Members: Jungwon, Heeseung, Jay, Jake, Sunghoon, Sunoo, Ni-ki
Even before ENHYPEN made its official debut, the group amassed a huge following on social media: more than one million on Twitter, two million on Instagram and three million on the fan community platform Weverse. The fans didn’t materialize from nowhere—the seven members gained popularity when they participated in the reality competition show I-LAND, which created ENHYPEN’s lineup through a combination of global fan votes and producer selection.

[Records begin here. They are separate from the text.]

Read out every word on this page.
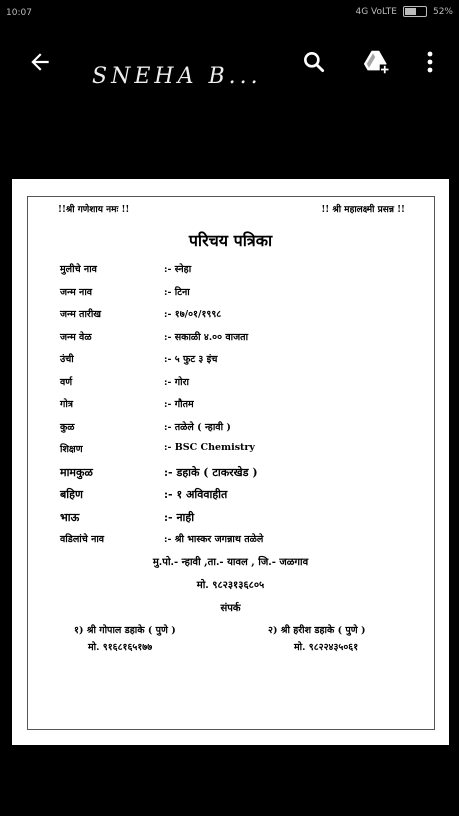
10:07	4G VoLTE	52%
SNEHA B...
!!श्री गणेशाय नमः !!	!! श्री महालक्ष्मी प्रसन्न !!
परिचय पत्रिका
मुलीचे नाव	:- स्नेहा
जन्म नाव	:- टिना
जन्म तारीख	:- १७/०१/१९९८
जन्म वेळ	:- सकाळी ४.०० वाजता
उंची	:- ५ फुट ३ इंच
वर्ण	:- गोरा
गोत्र	:- गौतम
कुळ	:- तळेले ( न्हावी )
शिक्षण	:- BSC Chemistry
मामकुळ	:- डहाके ( टाकरखेड )
बहिण	:- १ अविवाहीत
भाऊ	:- नाही
वडिलांचे नाव	:- श्री भास्कर जगन्नाथ तळेले
मु.पो.- न्हावी ,ता.- यावल , जि.- जळगाव
मो. ९८२३१३६८०५
संपर्क
१) श्री गोपाल डहाके ( पुणे )
मो. ९१६८१६५१७७
२) श्री हरीश डहाके ( पुणे )
मो. ९८२२४३५०६१
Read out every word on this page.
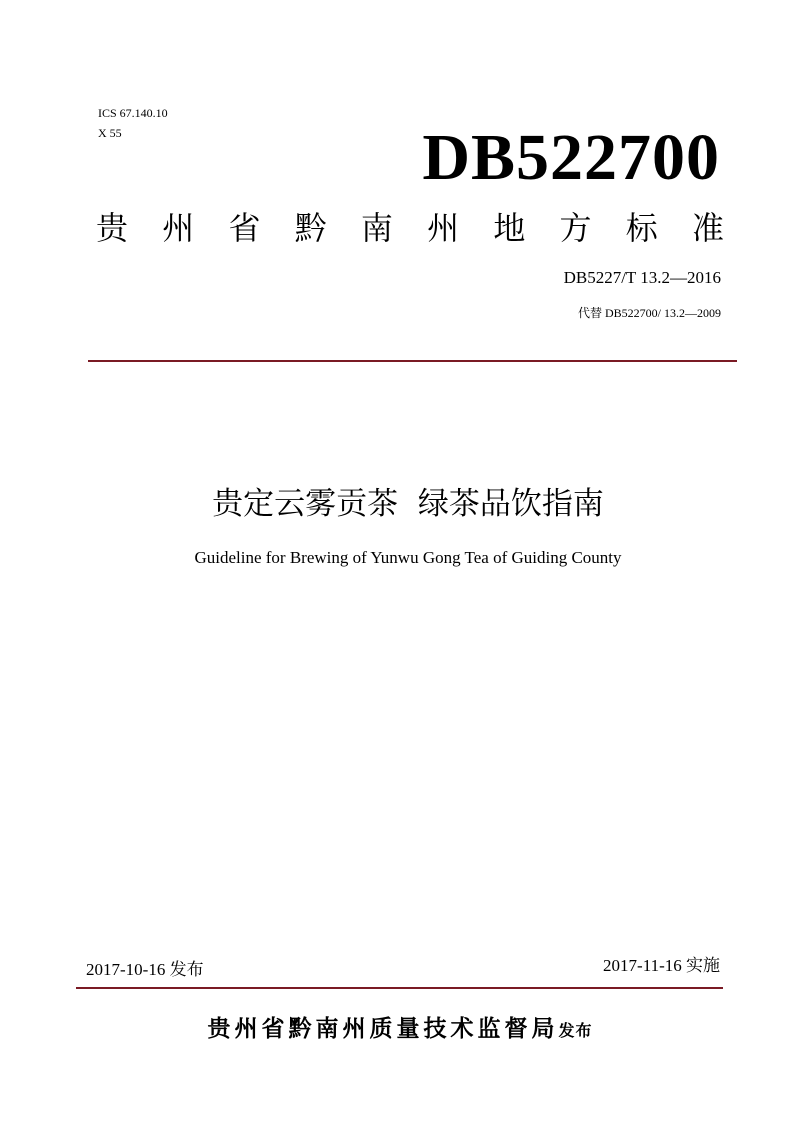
ICS 67.140.10
X 55	DB522700
贵 州 省 黔 南 州 地 方 标 准
DB5227/T 13.2—2016
代替 DB522700/ 13.2—2009
贵定云雾贡茶  绿茶品饮指南
Guideline for Brewing of Yunwu Gong Tea of Guiding County
2017-10-16 发布	2017-11-16 实施
贵州省黔南州质量技术监督局发布
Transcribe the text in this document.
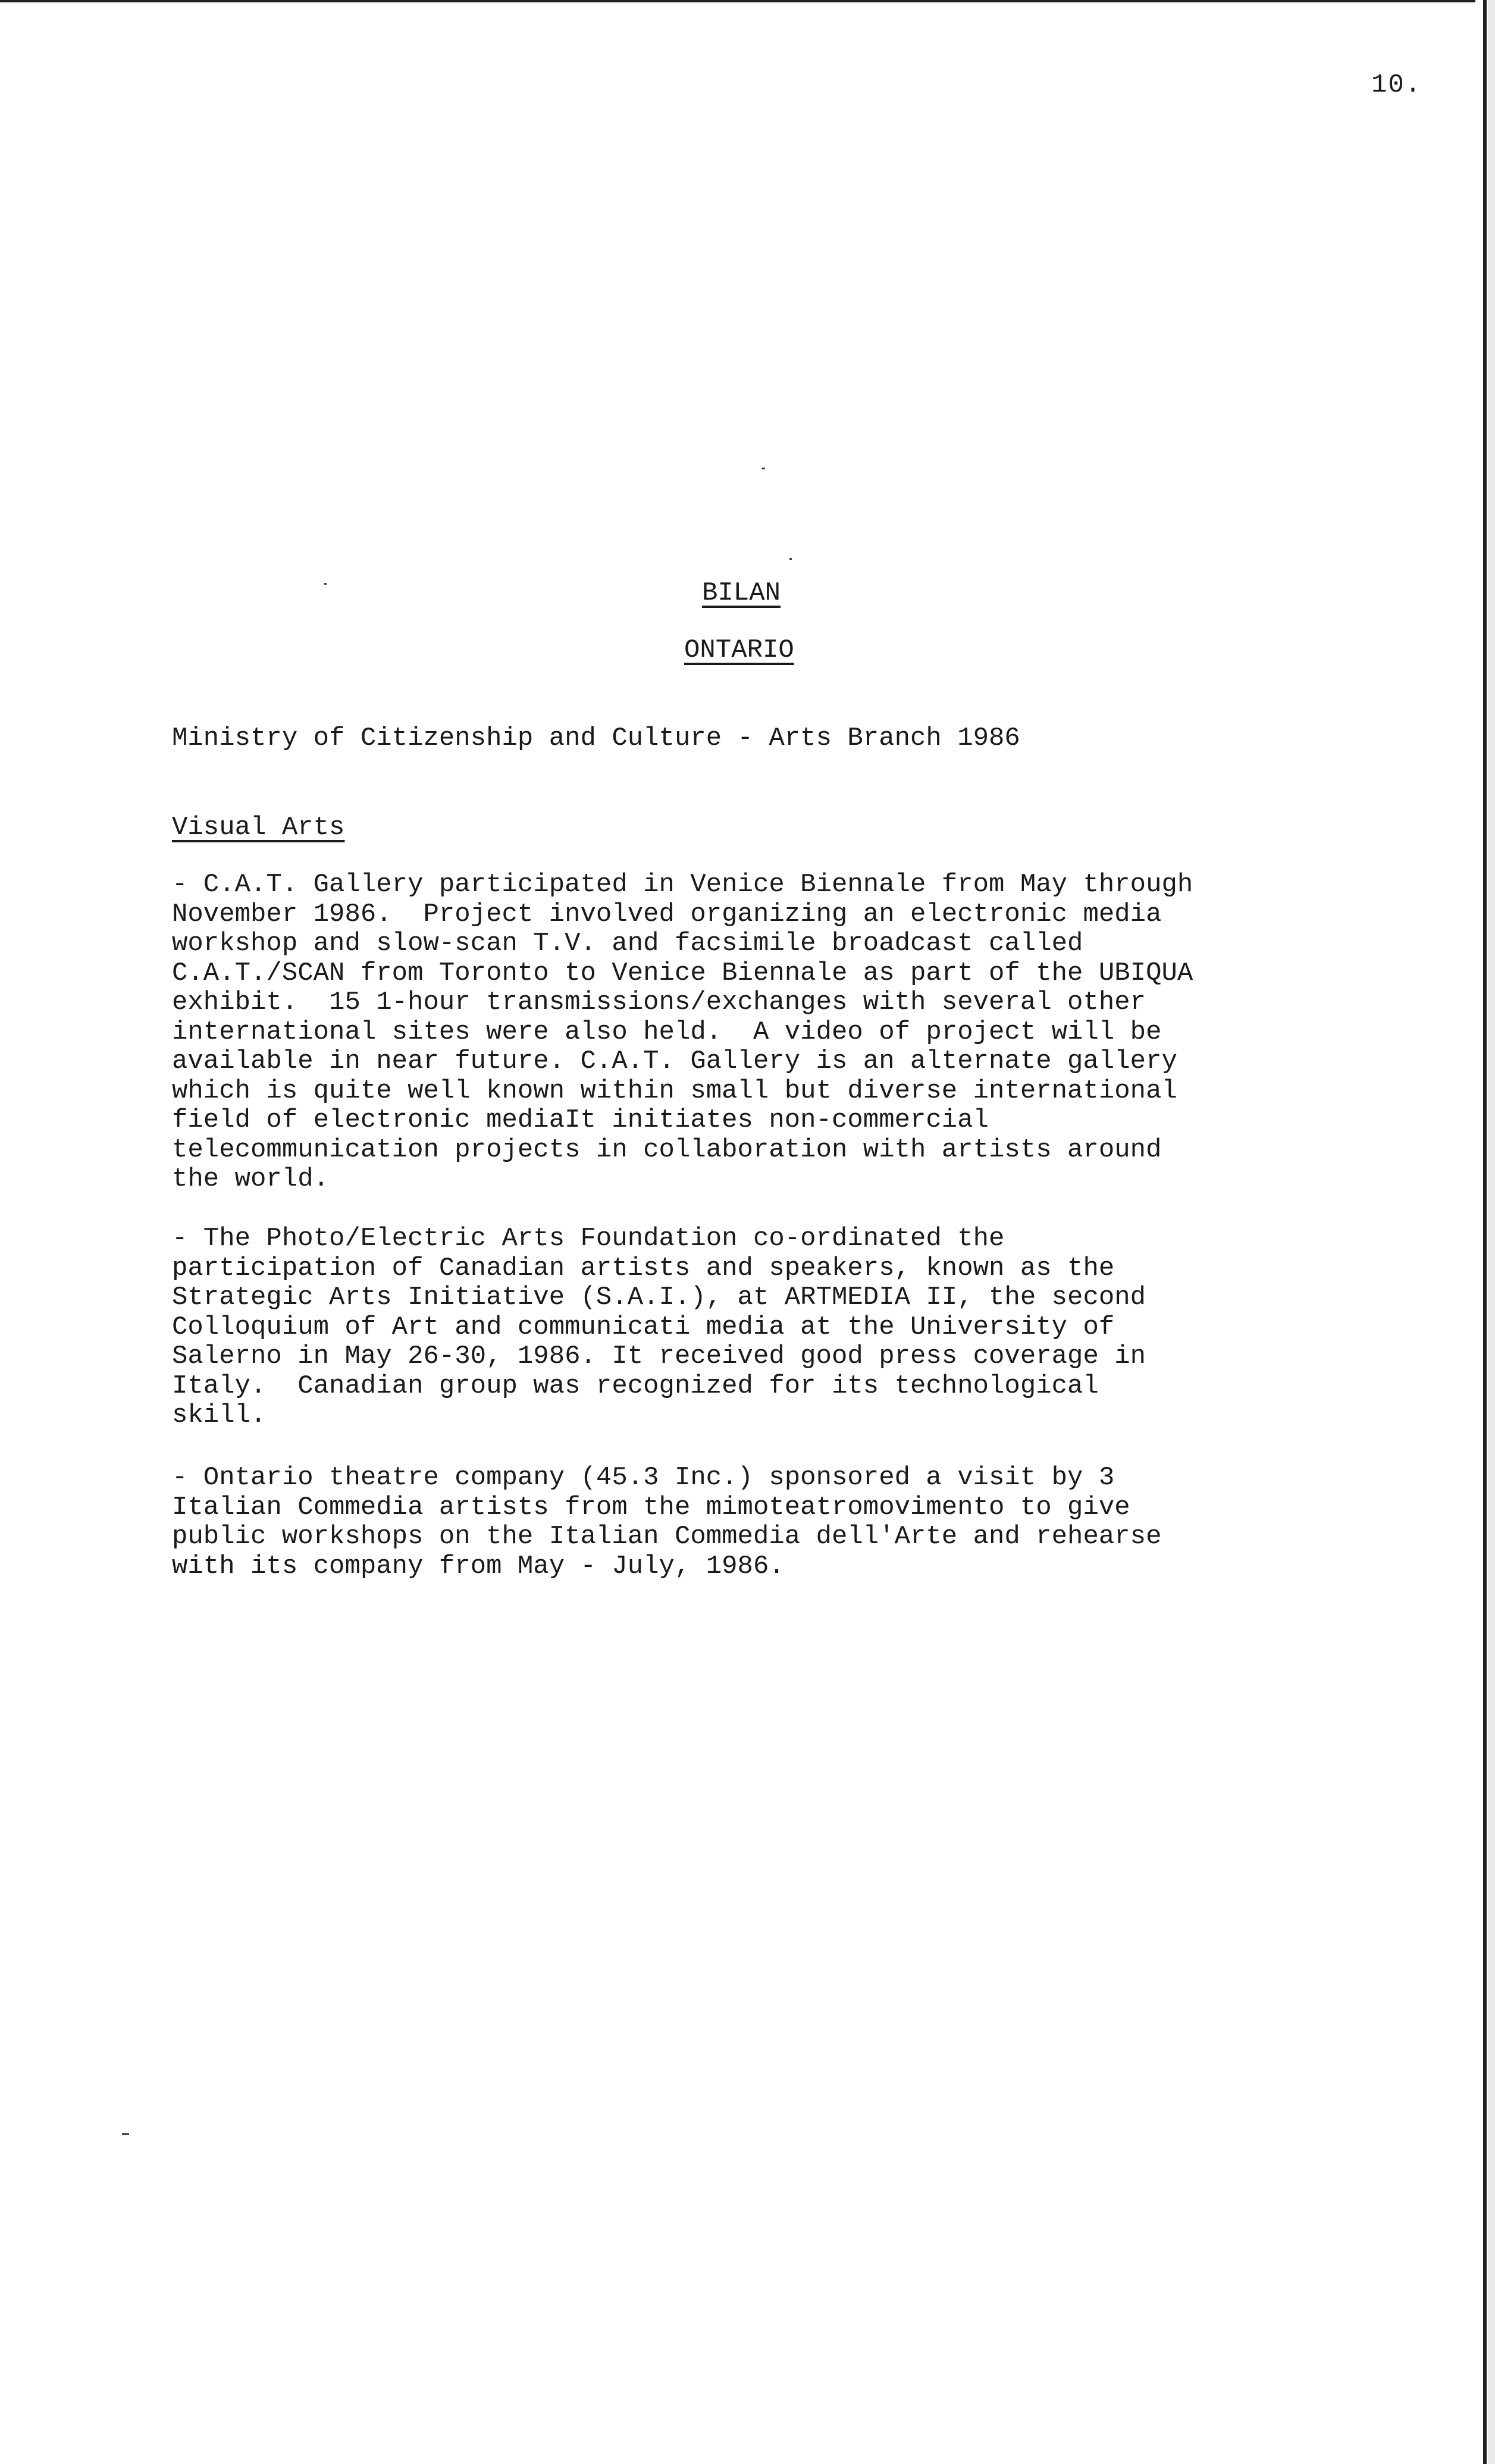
10.
BILAN
ONTARIO
Ministry of Citizenship and Culture - Arts Branch 1986
Visual Arts
- C.A.T. Gallery participated in Venice Biennale from May through
November 1986.  Project involved organizing an electronic media
workshop and slow-scan T.V. and facsimile broadcast called
C.A.T./SCAN from Toronto to Venice Biennale as part of the UBIQUA
exhibit.  15 1-hour transmissions/exchanges with several other
international sites were also held.  A video of project will be
available in near future. C.A.T. Gallery is an alternate gallery
which is quite well known within small but diverse international
field of electronic mediaIt initiates non-commercial
telecommunication projects in collaboration with artists around
the world.
- The Photo/Electric Arts Foundation co-ordinated the
participation of Canadian artists and speakers, known as the
Strategic Arts Initiative (S.A.I.), at ARTMEDIA II, the second
Colloquium of Art and communicati media at the University of
Salerno in May 26-30, 1986. It received good press coverage in
Italy.  Canadian group was recognized for its technological
skill.
- Ontario theatre company (45.3 Inc.) sponsored a visit by 3
Italian Commedia artists from the mimoteatromovimento to give
public workshops on the Italian Commedia dell'Arte and rehearse
with its company from May - July, 1986.
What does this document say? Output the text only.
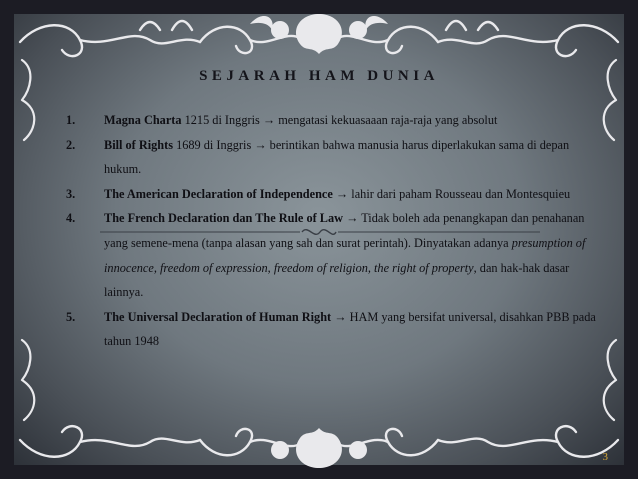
SEJARAH HAM DUNIA
1. Magna Charta 1215 di Inggris → mengatasi kekuasaaan raja-raja yang absolut
2. Bill of Rights 1689 di Inggris → berintikan bahwa manusia harus diperlakukan sama di depan hukum.
3. The American Declaration of Independence → lahir dari paham Rousseau dan Montesquieu
4. The French Declaration dan The Rule of Law → Tidak boleh ada penangkapan dan penahanan yang semene-mena (tanpa alasan yang sah dan surat perintah). Dinyatakan adanya presumption of innocence, freedom of expression, freedom of religion, the right of property, dan hak-hak dasar lainnya.
5. The Universal Declaration of Human Right → HAM yang bersifat universal, disahkan PBB pada tahun 1948
3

Debuting under BELIFT LAB, a joint venture between Big Hit Entertainment and CJ ENM, ENHYPEN kicked off with the lead single “Given-Taken.” The track is about the uncertainties around debuting through the circumstances of a reality TV show: was it an opportunity “given” to the members, or one “taken” by their own efforts? The performance for “Given-Taken” is sharp and slick, and filled with dance moves that can only be executed collectively—with every member’s action being an integral part of the whole. Through this title track and other songs on the EP Border: Day One, ENHYPEN has made it clear that delivering intricate choreography, no matter the song’s vibe, is the group’s forte.
Members: Soojin, Jiyoon, Monday, Soeun, Jaehee, Jihan, Zoa
Among the groups that debuted in 2020, WEEEKLY has stood apart for fully embracing a youthful and bright sound at a time when sexy and dark concepts from K-pop female acts are arguably at peak popularity. Play M Entertainment’s first girl group in 10 years (the last to debut was Apink), WEEEKLY has released two EP’s—We are and We can—since the group debuted last June. Member Jiyoon has writing credits on four of the 10 tracks, establishing herself as a prolific songwriter early on. The group’s first title track, “Tag Me (@Me),” opens with a chirpy chant about the loud reactions to a social media post and continues as the members sing about the scrutiny of their timelines. But the song is less a stern rebuke of internet culture and more a benign reminder to stay true to oneself amid the online noise. The other tracks across the two projects, upbeat and playful, solidify WEEEKLY’s image as a group with refreshing charm.